Luego de que Alberto Fernández informara que se permitirían excepciones al aislamiento social y obligatorio en ciudades más chicas del interior, el gobierno de la provincia de Buenos Aires solicitó a los intendentes que confeccionaran una lista de pedidos para flexibilizar la cuarentena.

Esta semana, el municipio de Azul recopiló las necesidades de los azulejos y mandó los 53 pedidos realizados por vecinos del partido. Entre las excepciones solicitadas aparecen algunas perlitas que cuesta entender cómo llegaron hasta la gobernación bonaerense.

Entre las curiosidades de la carta enviada por el intendente Hernán Bertellys a Axel Kicillof aparece una vecina que solicitó realizar reuniones "de no más de 150 personas" hasta otra una empleada del hospital municipal que pide que "impidan el ingreso a la ciudad".

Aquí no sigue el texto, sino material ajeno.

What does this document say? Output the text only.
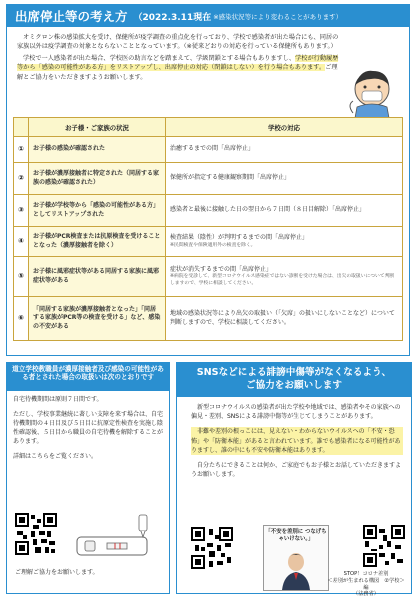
出席停止等の考え方 （2022.3.11現在 ※感染状況等により変わることがあります）

オミクロン株の感染拡大を受け、保健所が疫学調査の重点化を行っており、学校で感染者が出た場合にも、同居の家族以外は疫学調査の対象とならないこととなっています。（※従来どおりの対応を行っている保健所もあります。）

学校で一人感染者が出た場合、学校医の助言などを踏まえて、学級閉鎖とする場合もありますし、学校が行動履歴等から「感染の可能性がある方」をリストアップし、出席停止の対応（閉鎖はしない）を行う場合もあります。ご理解とご協力をいただきますようお願いします。

	お子様・ご家族の状況	学校の対応
①	お子様の感染が確認された	治癒するまでの間「出席停止」
②	お子様が濃厚接触者に特定された（同居する家族の感染が確認された）	保健所が指定する健康観察期間「出席停止」
③	お子様が学校等から「感染の可能性がある方」としてリストアップされた	感染者と最後に接触した日の翌日から７日間（８日目解除）「出席停止」
④	お子様がPCR検査または抗原検査を受けることとなった（濃厚接触者を除く）	検査結果（陰性）が判明するまでの間「出席停止」
※民間検査や保険適用外の検査を除く。

⑤	お子様に風邪症状等がある同居する家族に風邪症状等がある	症状が消失するまでの間「出席停止」
※病院を受診して、新型コロナウイルス感染症ではない診断を受けた場合は、出欠の取扱いについて判断しますので、学校に相談してください。

⑥	「同居する家族が濃厚接触者となった」「同居する家族がPCR等の検査を受ける」など、感染の不安がある	地域の感染状況等により出欠の取扱い（「欠席」の扱いにしないことなど）について判断しますので、学校に相談してください。
道立学校教職員が濃厚接触者及び感染の可能性がある者とされた場合の取扱いは次のとおりです

自宅待機期間は原則７日間です。

ただし、学校事業継続に著しい支障を来す場合は、自宅待機期間の４日目及び５日目に抗原定性検査を実施し陰性確認後、５日目から職員の自宅待機を解除することがあります。

詳細はこちらをご覧ください。

ご理解ご協力をお願いします。
SNSなどによる誹謗中傷等がなくなるよう、
ご協力をお願いします

新型コロナウイルスの感染者が出た学校や地域では、感染者やその家族への偏見・差別、SNSによる誹謗中傷等が生じてしまうことがあります。

非難や差別の根っこには、見えない・わからないウイルスへの「不安・恐怖」や「防衛本能」があると言われています。誰でも感染者になる可能性がありますし、誰の中にも不安や防衛本能はあります。

自分たちにできることは何か、ご家庭でもお子様とお話していただきますようお願いします。

「不安を差別に つなげちゃいけない。」
STOP！コロナ差別
＜差別が生まれる構図　②学校＞編
（法務省）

Otra vecina manifestó un pedido de "refuerzo de aislamiento", mientras que una vinería pidió ser exceptuada del aislamiento social y obligatorio. También, aparecen dos pedidos para salir a correr. 

La carta enviada a la gobernación tiene la firma del intendente Hernán Bertellys.

Algo que llama la atención del texto enviado a la gobernación provincial incluye a es que muchos vecinos piden que sus rubros sean excluidos del DNU, pero no se aclara a que se dedican.

Al revisar el texto, que se puede leer completo en esta nota, cuesta entender porque no se centralizaron las demandas por rubros o a través de entidades de comerciantes como CEDA para unificar excepciones comerciales. Tampoco se entiende la falta de "filtro" del municipio a la hora enviar los pedidos a Kicillof.